Watch out for literary critics. They can get feisty.
The New Historicists’ biggest enemies are the New Critics. These two schools have serious beef with one another: when everyone calls themselves New, who gets to be the newest? New Historicism emerged partly in response to New Criticism (well, that answers the newer thing), but the New Critics are all about analyzing the text and nothing but the text.
They’d say things like: who cares about the author’s biography? Or the text’s historical context? Or (heaven forbid!) its economic context?! We just need to sit there with a poem or a novel, take a deep breath, and analyze it. It will give up all its secrets to us if we just read closely. Everything we need to know is already in the text.
To this, the New Historicists say: as if! We can’t understand a text just by doing close reading. We have to find out about everything surrounding the text. Who wrote it? When did they write it? What was happening in the society at the time? What was happening the day the author was writing it? If we don’t know all of these contextual details, we’re bound to misread a work of literature. Through their studies of Renaissance and Romantic authors, the New Historicists set out to prove the New Critics wrong. Way wrong.
Another big issue in the field has to do with the canon. And we’re not talking about the gun that shoots out shells (that’s spelled cannon). We’re talking about the literary canon here: the group of works that is acknowledged to be the “greatest” and “best” in any given literature.
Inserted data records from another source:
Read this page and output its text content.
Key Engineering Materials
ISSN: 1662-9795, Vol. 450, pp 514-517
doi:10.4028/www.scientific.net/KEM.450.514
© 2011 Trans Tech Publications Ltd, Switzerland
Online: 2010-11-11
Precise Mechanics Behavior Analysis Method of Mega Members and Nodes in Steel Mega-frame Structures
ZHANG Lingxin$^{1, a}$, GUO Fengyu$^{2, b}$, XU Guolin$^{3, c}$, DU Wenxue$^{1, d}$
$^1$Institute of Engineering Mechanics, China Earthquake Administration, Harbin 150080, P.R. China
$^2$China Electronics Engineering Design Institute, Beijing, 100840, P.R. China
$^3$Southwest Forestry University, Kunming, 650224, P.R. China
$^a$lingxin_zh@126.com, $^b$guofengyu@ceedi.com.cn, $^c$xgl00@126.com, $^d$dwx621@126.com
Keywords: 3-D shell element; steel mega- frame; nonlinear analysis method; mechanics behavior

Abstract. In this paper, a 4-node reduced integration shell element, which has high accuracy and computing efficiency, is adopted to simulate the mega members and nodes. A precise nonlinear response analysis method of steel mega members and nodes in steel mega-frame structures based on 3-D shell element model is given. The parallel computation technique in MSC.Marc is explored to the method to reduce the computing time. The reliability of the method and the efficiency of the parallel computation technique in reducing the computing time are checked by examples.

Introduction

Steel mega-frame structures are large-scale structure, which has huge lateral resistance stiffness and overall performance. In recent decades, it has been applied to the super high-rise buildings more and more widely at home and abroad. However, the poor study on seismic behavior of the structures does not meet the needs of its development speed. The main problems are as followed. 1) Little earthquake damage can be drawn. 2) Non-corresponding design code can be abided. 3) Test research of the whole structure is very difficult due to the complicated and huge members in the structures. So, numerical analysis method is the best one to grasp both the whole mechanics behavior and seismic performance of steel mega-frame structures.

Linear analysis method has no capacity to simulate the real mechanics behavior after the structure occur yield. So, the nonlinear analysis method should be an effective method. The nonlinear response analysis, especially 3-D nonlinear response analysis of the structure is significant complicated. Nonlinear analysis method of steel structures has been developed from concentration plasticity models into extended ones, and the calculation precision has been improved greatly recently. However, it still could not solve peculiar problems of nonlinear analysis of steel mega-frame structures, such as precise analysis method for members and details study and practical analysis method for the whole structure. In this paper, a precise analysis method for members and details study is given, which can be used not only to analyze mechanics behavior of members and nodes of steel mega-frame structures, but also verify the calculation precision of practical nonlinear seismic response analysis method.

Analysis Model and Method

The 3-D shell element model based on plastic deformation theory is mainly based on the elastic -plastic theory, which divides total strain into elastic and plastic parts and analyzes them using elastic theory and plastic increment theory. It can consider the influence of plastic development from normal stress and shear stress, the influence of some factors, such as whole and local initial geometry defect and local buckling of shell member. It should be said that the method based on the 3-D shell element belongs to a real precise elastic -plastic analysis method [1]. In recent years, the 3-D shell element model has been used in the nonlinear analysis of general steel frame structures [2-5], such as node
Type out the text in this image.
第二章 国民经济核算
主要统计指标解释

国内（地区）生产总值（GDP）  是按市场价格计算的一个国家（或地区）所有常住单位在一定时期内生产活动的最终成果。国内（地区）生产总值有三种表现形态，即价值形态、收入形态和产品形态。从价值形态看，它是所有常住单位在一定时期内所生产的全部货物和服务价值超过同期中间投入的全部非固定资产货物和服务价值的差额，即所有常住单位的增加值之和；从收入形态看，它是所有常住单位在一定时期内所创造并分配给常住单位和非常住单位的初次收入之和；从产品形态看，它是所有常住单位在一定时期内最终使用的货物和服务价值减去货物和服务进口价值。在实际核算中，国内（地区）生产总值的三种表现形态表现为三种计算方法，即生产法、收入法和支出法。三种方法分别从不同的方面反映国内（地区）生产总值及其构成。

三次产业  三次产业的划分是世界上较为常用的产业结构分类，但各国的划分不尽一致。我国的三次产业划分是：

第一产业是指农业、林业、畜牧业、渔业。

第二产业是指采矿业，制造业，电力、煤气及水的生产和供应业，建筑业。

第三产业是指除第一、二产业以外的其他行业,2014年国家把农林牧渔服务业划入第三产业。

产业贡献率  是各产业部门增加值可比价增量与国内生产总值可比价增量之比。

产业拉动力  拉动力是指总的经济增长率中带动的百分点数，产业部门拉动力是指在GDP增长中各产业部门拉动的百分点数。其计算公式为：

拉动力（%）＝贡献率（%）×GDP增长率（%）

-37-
If we’re talking about English literature, for example, Shakespeare would definitely be in the canon. So would Geoffrey Chaucer, and John Milton, and Charles Dickens (yup, white dead men. Jane Austen’s there too, if it helps).
So now that you know what the canon is, you should know that the New Historicists think it’s wrong to draw a line between “canonical” and “non-canonical” (read: inferior) literature. When we do that, they argue, we’re just being snobs. And do we really want to be snobs? No.
So the New Historicists get down with studying “non-canonical” works alongside “canonical” works—by putting Shakespeare next to some no-name playwright who nobody’s heard of, for instance. This approach not only pissed a lot of people off; it shocked them. How can we say that non-canonical literature is just as important as canonical literature? Gasp!
But the New Historicists aren’t ones to be easily intimidated. One of their trademarks is to challenge the line between “high” and “low” literature. Heck, they even like to challenge the line between “literary” and “non-literary” texts. Why not analyze a historical document in the same way that we analyze a poem? Who says we can’t? Needless to say, this approach was, and still is, quite controversial. But it’s what the New Historicists are famous for.